Friday, November 09, 2007

The Coming Intellectual Freedom

Venezuela:





















United States:
The National Security Higher Education Advisory Board, launched in 2005, consists of 20 university presidents around the country who are working with the FBI on matters of campus security and counter-terrorism to identify threats to students and staff. But the board is also being asked to guard against campus spies who might be out to steal not-yet-secret secrets. According to this report from NPR, the presidents are being advised to think like "Cold War-riors" and be mindful of professors and students who may not be on campus for purposes of learning but, instead, for spying, stealing research and recruiting people who are sympathetic to an anti-U.S. cause...

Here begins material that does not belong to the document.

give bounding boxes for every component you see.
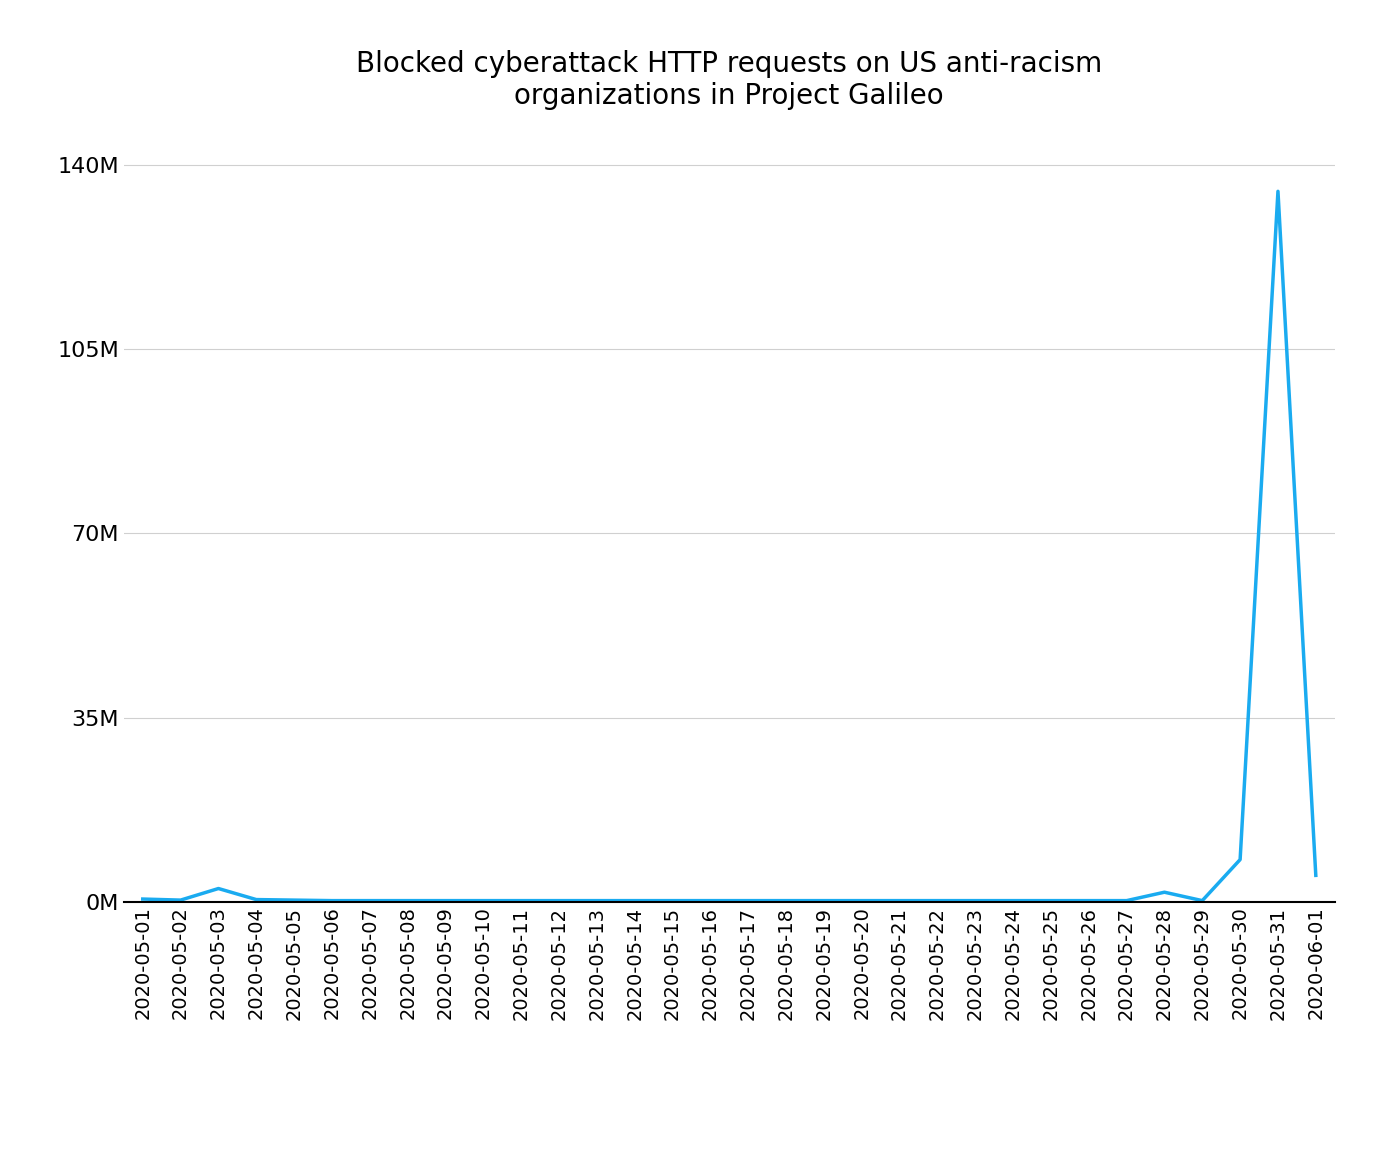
Title: Blocked cyberattack HTTP requests on US anti-racism
organizations in Project Gal: Blocked cyberattack HTTP requests on US … <box>356 50 1102 110</box>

The NPR report doesn't say how universities would accomplish this without clamping down on their ordinarily open, information-sharing nature. Presumably, one possible way, not discussed in the NPR piece, would be to simply bar some foreign students and academics from entering the U.S. Another possible solution, used in the past, would be to bar U.S. academics from publishing or otherwise publicly presenting research that the government deems sensitive....

4 comments:

Anonymous said...

Yep. You forgot to mention that the whole "Libertad" campaign in Venezuela is mostly a concoction created by a publicity firm (ARS publicidad) for the benefit of the international media, which is very quick in criticizing and blaming the government in anything related to Venezuela. Freedom of expression is abundant in Venezuela, and those kids know it very well. That's exactly why they are protesting without any fear.

helmut said...

No, actually I didn't. I know these people personally. I also know people in the government and across Venezuelan society. I have no interest in the traditional opposition. They're ideologues. But I've seen the chavistas move from something promising to something I want nothing to do with.

Anonymous said...

I also know people from both sides, and frankly, I agree with you up to a certain point. Although there's a lot still promising in the rank and file of Chavismo, many at the helm are very sectarian and not interested at all in the benefit of anybody but themselves. But staging campaigns for "freedom of expression" in a country that has plenty of it seems ridiculous (I guess the capacity for self-delusion in human beings is close to infinite). Many of these kids are the children of those in the traditional opposition, yet they swear they stand for something else. Their movement follows the same pattern as all the color revolutions in the former Soviet republics, "revolutions" that were actually bankrolled by the U.S. government (as a matter of fact,it's undeniable that your government has been giving money to the Venezuelan opposition for years, so I don't blame the Chavistas for being angry about this).

What really irks me is that every campaign by the opposition against Chavismo has been marred by their own violence. Yet they insist they are being "repressed" by the government. To be fair, there's been violence coming from both sides (although barely any by the government security apparatus), yet the mainstream press insists in showing only one side of the conflict.

Anon a Mouse! said...

Tried to tell you Helmut. But good on you for having some hope. I'm heartened however by the populist ideology having a power outside this cult of personality. So perhaps all is not lost?